Née au Brésil, Juliana Steinbach a poursuivi l’essentiel de ses études musicales en France, au Conservatoire de Lyon auprès de la pianiste américaine Christine Paraschos et ensuite au CNSM de Paris avec Bruno Rigutto et Pierre-Laurent Aimard. Elle y a remporté les Premiers Prix de piano et de musique de chambre, ainsi que le prix prestigieux de la Fondation Alfred Reinhold au terme de ses études avec le pianiste Jacques Rouvier. Elle a poursuivi sa formation également avec Franco Scala, Maria João Pires, Pnina Salzman et Joseph Kalichstein, et participé à diverses master-classes avec Dmitri Bashkirov, Emanuel Krasovsky, Alicia de Larrocha et Christoph Eschenbach.
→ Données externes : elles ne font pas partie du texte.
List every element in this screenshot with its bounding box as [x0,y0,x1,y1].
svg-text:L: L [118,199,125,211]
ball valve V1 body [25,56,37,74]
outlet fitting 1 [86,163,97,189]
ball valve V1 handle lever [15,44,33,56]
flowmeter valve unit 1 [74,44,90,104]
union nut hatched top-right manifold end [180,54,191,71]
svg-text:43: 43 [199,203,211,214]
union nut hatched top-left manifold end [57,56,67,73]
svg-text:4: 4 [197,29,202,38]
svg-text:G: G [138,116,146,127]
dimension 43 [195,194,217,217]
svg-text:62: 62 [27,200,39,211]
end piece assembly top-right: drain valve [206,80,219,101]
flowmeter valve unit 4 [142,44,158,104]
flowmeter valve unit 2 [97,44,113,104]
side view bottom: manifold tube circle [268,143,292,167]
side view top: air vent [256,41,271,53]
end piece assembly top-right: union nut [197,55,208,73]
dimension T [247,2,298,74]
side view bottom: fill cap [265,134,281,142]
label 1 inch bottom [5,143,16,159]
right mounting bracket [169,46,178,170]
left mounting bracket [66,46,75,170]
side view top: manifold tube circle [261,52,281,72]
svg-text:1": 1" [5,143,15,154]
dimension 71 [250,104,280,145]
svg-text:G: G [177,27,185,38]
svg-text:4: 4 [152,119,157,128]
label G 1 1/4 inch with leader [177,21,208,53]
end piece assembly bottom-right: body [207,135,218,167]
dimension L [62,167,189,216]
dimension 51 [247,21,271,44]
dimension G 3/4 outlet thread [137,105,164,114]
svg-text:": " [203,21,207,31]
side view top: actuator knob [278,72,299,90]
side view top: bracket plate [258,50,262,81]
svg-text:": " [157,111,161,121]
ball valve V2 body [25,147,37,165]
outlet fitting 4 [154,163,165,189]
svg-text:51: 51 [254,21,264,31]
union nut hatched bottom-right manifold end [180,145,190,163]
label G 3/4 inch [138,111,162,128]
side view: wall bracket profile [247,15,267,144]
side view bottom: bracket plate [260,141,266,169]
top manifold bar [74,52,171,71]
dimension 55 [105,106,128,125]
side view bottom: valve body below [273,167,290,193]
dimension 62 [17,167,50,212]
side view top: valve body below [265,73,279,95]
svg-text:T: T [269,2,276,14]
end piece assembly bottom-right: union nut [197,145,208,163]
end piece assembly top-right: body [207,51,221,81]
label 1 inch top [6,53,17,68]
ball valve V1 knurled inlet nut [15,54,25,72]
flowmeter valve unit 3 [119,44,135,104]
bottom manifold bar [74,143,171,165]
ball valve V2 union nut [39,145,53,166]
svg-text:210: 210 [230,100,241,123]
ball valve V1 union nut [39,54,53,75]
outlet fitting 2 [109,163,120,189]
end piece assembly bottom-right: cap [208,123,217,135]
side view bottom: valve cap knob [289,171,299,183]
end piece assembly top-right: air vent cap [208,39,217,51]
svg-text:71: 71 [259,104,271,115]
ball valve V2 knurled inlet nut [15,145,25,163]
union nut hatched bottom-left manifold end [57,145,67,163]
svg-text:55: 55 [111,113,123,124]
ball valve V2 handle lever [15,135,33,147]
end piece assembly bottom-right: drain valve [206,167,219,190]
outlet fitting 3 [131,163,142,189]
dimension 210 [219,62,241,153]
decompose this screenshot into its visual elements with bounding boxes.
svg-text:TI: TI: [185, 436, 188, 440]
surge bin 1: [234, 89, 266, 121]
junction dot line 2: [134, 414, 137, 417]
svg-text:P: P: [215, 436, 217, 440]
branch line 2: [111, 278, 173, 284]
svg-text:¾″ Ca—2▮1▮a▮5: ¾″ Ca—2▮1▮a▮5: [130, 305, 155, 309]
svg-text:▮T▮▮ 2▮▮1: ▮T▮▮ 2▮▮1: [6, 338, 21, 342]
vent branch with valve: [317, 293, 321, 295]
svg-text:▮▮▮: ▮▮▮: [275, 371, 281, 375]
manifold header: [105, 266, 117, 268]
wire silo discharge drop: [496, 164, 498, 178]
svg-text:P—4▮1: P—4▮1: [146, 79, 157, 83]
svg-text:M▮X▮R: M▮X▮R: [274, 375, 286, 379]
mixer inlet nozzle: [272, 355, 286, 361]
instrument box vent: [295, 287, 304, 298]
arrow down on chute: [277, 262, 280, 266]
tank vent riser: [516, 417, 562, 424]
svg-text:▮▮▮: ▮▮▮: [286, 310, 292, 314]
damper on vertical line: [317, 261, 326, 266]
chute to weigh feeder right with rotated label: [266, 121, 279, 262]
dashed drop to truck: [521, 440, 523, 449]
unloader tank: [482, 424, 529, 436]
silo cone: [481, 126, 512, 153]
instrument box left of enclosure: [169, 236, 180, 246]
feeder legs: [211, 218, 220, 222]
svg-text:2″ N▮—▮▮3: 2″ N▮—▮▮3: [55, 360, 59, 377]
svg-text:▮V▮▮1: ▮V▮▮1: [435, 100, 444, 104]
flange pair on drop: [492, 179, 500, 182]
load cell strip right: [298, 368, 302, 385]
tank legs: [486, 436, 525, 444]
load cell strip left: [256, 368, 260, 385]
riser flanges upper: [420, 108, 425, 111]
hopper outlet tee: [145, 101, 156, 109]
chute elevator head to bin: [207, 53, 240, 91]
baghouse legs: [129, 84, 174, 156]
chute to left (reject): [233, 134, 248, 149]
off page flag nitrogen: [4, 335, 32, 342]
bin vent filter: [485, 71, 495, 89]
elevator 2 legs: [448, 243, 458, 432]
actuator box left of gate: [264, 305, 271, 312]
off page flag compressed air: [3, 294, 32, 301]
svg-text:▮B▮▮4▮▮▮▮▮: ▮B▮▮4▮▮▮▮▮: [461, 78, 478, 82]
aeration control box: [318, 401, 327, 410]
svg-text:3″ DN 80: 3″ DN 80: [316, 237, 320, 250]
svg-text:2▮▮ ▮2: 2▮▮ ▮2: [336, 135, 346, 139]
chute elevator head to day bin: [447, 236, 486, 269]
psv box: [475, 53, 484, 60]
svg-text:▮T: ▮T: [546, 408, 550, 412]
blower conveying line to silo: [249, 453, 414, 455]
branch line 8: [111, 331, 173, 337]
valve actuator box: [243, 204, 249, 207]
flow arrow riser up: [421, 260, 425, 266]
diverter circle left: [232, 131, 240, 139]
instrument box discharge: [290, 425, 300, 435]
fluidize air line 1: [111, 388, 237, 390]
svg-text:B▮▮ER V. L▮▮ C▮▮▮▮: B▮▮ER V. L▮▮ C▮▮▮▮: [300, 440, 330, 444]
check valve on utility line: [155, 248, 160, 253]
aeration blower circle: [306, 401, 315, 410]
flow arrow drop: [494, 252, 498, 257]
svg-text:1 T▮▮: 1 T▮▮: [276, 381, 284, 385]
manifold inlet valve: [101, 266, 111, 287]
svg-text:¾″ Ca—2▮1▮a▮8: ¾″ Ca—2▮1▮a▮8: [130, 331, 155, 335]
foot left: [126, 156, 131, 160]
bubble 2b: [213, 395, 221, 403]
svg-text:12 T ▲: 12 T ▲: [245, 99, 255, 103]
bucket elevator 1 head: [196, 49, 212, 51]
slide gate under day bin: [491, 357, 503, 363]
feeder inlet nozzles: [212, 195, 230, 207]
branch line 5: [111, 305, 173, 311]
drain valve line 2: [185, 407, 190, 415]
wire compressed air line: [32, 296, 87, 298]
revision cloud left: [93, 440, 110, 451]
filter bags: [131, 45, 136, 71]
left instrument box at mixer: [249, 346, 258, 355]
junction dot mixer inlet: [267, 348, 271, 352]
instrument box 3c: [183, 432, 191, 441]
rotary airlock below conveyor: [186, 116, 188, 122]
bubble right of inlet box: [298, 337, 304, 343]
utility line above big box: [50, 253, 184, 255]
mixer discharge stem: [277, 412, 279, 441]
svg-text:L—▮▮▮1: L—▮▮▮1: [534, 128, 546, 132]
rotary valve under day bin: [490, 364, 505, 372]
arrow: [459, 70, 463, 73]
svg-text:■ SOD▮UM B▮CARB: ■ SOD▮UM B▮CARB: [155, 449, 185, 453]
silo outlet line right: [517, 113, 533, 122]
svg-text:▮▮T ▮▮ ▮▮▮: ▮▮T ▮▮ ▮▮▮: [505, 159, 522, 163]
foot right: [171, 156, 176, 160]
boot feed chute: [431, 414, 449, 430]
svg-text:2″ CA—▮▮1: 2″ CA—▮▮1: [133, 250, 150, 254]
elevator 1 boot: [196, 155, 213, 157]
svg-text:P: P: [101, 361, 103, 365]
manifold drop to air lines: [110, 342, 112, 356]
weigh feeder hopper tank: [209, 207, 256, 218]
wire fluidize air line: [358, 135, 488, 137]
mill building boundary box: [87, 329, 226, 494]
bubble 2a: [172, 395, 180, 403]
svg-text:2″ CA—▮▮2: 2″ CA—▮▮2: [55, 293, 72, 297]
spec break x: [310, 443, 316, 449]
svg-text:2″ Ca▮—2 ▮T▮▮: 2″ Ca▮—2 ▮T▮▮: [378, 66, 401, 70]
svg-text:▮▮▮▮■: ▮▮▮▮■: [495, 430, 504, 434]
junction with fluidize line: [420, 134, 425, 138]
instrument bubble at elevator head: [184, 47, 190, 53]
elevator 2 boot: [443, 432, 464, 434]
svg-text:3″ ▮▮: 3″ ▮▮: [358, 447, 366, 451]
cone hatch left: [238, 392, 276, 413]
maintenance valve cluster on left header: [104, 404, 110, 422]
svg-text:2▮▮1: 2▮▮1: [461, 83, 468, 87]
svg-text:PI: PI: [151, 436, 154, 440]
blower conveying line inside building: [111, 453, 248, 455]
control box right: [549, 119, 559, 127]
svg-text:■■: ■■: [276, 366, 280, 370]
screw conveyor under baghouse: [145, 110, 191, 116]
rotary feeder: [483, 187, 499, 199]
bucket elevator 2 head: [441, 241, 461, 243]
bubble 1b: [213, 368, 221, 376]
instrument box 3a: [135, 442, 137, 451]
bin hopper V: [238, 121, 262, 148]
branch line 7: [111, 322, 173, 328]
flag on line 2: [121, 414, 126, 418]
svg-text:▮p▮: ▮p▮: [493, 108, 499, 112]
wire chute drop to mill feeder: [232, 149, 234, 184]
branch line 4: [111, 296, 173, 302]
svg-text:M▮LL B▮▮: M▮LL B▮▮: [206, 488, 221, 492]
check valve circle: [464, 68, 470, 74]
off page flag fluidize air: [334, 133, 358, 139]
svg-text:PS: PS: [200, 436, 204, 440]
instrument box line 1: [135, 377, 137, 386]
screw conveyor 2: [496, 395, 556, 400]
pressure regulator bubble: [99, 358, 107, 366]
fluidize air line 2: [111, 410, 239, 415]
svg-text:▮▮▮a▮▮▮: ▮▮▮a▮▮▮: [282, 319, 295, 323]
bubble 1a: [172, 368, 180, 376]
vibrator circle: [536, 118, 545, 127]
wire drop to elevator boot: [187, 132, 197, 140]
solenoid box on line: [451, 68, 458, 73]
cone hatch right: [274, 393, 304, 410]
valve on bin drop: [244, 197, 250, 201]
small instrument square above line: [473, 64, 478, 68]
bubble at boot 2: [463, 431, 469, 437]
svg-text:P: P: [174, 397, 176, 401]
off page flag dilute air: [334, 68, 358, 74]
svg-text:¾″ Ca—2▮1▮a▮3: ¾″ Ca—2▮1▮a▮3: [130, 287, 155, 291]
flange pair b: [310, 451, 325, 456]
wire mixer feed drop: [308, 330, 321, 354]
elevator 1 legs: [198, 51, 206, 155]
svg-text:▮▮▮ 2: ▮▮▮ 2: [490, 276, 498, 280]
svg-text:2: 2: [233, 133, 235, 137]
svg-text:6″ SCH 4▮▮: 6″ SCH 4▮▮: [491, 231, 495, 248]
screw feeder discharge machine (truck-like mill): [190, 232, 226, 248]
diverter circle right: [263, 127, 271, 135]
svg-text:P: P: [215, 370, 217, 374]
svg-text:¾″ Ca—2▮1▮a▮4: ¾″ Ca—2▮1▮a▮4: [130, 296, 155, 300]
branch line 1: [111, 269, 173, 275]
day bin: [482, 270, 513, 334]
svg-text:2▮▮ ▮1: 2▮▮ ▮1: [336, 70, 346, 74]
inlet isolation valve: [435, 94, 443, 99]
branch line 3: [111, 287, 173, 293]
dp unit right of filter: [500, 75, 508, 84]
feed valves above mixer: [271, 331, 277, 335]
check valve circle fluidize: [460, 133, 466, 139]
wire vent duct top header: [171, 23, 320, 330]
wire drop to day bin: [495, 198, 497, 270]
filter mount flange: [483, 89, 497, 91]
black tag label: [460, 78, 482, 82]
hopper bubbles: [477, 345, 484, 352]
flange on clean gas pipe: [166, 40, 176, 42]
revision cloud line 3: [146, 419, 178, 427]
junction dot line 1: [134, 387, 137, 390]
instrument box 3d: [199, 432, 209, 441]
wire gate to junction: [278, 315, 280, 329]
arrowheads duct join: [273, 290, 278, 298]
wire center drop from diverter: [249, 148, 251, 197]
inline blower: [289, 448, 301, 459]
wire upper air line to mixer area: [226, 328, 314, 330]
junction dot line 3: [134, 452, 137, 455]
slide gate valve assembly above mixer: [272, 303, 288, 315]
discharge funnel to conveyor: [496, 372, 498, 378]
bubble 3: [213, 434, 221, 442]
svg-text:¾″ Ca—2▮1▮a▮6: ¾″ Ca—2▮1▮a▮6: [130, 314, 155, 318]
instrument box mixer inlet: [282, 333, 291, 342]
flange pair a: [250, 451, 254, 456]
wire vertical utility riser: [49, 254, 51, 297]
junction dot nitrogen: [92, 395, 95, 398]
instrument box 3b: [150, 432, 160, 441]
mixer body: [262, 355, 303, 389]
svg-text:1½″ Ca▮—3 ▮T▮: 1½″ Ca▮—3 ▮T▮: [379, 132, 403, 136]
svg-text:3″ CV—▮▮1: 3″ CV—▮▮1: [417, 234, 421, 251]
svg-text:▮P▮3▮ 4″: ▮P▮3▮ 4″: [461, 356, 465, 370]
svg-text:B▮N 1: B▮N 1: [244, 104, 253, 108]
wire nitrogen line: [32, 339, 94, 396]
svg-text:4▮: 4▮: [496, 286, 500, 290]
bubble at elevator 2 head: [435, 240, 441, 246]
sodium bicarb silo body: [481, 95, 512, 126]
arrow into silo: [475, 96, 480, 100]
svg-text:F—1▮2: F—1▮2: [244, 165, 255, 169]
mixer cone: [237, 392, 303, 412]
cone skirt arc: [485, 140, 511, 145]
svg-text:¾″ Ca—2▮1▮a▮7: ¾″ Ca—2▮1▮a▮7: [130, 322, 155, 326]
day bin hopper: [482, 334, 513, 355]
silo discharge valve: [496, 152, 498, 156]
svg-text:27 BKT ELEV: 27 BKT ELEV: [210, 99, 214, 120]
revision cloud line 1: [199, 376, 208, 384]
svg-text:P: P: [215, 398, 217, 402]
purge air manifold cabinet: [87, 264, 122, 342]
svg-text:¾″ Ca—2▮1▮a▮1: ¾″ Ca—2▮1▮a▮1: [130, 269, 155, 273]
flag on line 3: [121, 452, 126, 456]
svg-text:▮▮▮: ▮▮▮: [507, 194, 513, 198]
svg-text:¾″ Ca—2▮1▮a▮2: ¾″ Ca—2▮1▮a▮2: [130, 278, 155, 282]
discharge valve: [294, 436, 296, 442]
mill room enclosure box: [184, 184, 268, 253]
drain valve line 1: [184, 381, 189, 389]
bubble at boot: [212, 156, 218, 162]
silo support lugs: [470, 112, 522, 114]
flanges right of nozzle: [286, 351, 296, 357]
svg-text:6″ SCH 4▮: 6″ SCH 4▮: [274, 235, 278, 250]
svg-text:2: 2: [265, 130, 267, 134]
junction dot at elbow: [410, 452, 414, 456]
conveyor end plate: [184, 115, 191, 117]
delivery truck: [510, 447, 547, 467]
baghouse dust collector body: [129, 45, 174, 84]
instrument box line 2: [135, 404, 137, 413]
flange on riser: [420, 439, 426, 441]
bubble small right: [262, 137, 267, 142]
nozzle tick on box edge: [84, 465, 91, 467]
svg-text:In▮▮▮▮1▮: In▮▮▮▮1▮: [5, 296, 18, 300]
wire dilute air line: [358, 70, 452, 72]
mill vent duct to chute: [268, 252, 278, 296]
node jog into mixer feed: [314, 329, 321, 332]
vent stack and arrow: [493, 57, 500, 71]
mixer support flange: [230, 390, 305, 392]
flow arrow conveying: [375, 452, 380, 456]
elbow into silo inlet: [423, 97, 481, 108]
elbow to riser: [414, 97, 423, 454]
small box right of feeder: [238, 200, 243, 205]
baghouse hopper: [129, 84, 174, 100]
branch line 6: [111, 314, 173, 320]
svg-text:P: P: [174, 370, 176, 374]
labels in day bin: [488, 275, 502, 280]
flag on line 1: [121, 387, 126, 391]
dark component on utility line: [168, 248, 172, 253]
Elle joue régulièrement aux côtés de brillants musiciens, et se produit en soliste avec de nombreux orchestres français et internationaux. Elle a remporté plusieurs prix lors de grands concours internationaux : Concours International de Jeunes Pianistes à Meknès, Concours International Artlivre à São Paulo, Premier Prix du prestigieux “Premio Vittorio Gui” à Florence (Italie), ou encore Prix Beethoven du Concours International de Musique de Chambre “Trio de Trieste” (Italie).

Si son récital du 12 septembre constitue sa première intervention dans le cadre du Festival Piano aux Jacobins, elle a déjà joué à Toulouse où elle a participé à un concert des lauréats de la Fondation Banque Populaire en duo avec la violoncelliste Sol Gabetta et s’est produite en trio à la Salle Bleue de l’Espace Croix Baragnon. En outre, elle a fondé le festival “Musique en Brionnais” dont elle est la directrice artistique.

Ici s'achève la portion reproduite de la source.